Safety and Effectiveness of the Orsiro Mission 48-mm Sirolimus Eluting Coronary Stent System in Subjects With Coronary Artery Lesions (BIOFLOW-48) Study

Eligibility Criteria

• 1. Subject is ≥ 18 years of age
• 2. Subject is able to understand the nature of the study and provide written informed consent.
• 3. Subject is an acceptable candidate for percutaneous coronary intervention (PCI) according to the applicable guidelines.
• 4. Subject is an acceptable candidate for CABG.
• 5. Subject is eligible for dual antiplatelet therapy (DAPT) according to guidelines.
• 6. Subject has clinical evidence of ischemic heart disease, stable or unstable angina pectoris or documented silent ischemia.
• 7. Subject is willing and able to comply with study follow-up requirements.
• 1. For sites in United States only: Subject has clinical symptoms and/or electrocardiogram (ECG) changes consistent with acute ST elevation myocardial infarction (STEMI) within 72 hours prior to the index procedure.
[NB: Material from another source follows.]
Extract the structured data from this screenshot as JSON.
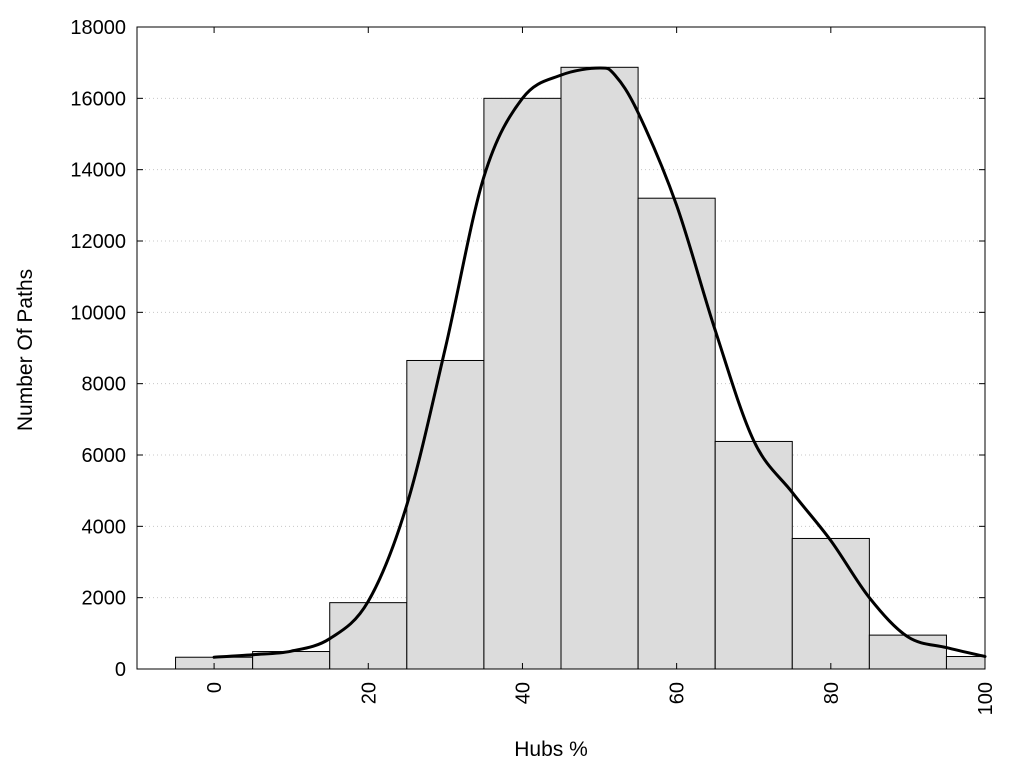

• 2. Subject is hemodynamically unstable.
• 3. Subject is pregnant and/or breastfeeding or intends to become pregnant during the duration of the study.
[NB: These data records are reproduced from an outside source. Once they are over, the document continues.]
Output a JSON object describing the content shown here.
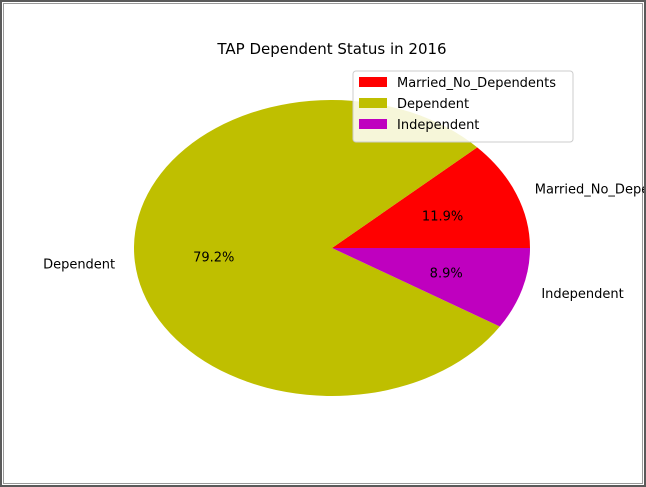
{
  "chart_data": {
    "type": "pie",
    "title": "TAP Dependent Status in 2016",
    "labels": [
      "Married_No_Dependents",
      "Dependent",
      "Independent"
    ],
    "values": [
      11.9,
      79.2,
      8.9
    ],
    "autopct": [
      "11.9%",
      "79.2%",
      "8.9%"
    ],
    "colors": [
      "#ff0000",
      "#bfbf00",
      "#bf00bf"
    ],
    "legend": {
      "placement": "upper-right",
      "entries": [
        "Married_No_Dependents",
        "Dependent",
        "Independent"
      ]
    }
  }
}
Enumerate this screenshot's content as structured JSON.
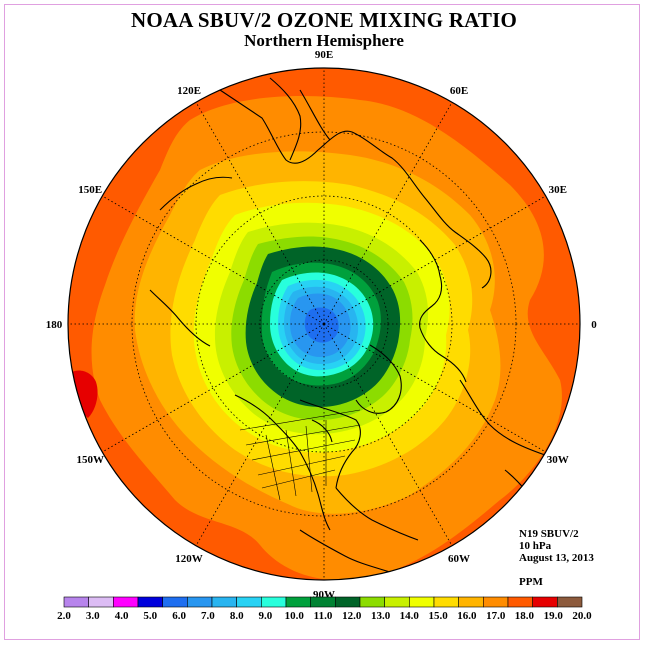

• 4. Subject has a known allergy to contrast medium that cannot be adequately pre-medicated, or any known allergy to thienopyridine, aspirin, both heparin and bivalirudin, L-605 cobalt-chromium (Co-Cr) alloy or one of its major elements (cobalt, chromium, tungsten and nickel), acrylic, fluoropolymers, silicon carbide, PLLA or sirolimus.
• 5. Revascularization of any target vessel within 12 months prior to the index procedure or previous PCI of any non-target vessel within \<72 hours prior to the index procedure.
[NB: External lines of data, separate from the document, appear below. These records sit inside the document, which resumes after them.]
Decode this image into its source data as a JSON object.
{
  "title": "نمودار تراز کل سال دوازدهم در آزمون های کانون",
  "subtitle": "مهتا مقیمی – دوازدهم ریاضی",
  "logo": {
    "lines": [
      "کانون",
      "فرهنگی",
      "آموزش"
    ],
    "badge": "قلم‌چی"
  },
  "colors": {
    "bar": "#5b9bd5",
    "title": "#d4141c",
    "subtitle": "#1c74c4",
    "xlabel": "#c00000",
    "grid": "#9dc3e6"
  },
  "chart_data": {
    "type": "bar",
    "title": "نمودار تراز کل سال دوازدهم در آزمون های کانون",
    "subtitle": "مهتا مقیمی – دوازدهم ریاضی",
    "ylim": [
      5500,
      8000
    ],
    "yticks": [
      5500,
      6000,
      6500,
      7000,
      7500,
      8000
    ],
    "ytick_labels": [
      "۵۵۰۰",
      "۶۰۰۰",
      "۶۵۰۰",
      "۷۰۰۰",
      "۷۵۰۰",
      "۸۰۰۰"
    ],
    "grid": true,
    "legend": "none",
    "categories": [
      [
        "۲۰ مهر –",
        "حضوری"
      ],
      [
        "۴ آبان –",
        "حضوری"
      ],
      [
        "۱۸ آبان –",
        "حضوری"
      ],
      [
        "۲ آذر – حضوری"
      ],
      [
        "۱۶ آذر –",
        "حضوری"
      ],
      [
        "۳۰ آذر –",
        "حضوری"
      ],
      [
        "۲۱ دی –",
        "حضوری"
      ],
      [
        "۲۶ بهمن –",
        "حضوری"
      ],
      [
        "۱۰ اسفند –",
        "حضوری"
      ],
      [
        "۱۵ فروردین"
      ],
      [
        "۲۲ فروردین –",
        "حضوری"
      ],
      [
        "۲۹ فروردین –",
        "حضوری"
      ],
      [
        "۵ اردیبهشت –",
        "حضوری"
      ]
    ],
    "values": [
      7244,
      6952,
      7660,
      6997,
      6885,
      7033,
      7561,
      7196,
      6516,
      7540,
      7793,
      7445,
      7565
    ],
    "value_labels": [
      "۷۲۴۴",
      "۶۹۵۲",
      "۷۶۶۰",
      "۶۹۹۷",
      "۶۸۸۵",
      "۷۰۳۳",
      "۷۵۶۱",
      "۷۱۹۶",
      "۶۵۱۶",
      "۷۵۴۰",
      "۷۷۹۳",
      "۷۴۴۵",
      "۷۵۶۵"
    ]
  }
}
• 6. Future planned PCI (including staged procedure) or CABG after the index procedure.
• 7. Planned surgery or dental surgical procedure within 6 months of index procedure unless dual antiplatelet therapy can be maintained throughout the peri-surgical period.
• 8. History of a stroke or transient ischemic attack (TIA) within 6 months prior to the index procedure.
• 9. Subjects with active bleeding disorders, active coagulopathy, or any other reason, who are ineligible for DAPT.
• 10. Subject will refuse blood transfusions.
• 11. Subject has a left ventricular ejection fraction (LVEF) \< 30% within 6 months prior to or during the index procedure that was documented by any method.
• 12. Subject is dialysis dependent or has impaired renal function (i.e., serum creatinine \> 2.5 mg/dL or 221 µmol/L, determined within 7 days prior to the index procedure).
• 13. Subject has a documented white blood cell count \< 3,000 white blood cells/mm3 or a documented platelet count \< 100,000 platelets/mm3 or \> 700,000 platelets/mm3.
• 14. Subject is receiving oral or intravenous immunosuppressive therapy (inhaled steroids are permitted) or has known life-limiting immunosuppressive or autoimmune disease (e.g., human immunodeficiency virus, systemic lupus erythematosus; diabetes mellitus is permitted).
• 15. Subject is receiving or scheduled to receive chemotherapy within 30 days before or after the index procedure or has a malignancy that is not in remission.
• 16. Subjects under oral anticoagulation therapy (OAC) prior to index procedure unless DAPT + OAC (i.e. triple therapy) can be maintained according to guidelines.
• 17. Subject has life expectancy of \< 1 year.
• 18. Subject is currently participating or plans to participate in another clinical investigation with an investigational device or an investigational drug.
• 19. In the investigator's opinion, subject will not be able to comply with the follow-up requirements.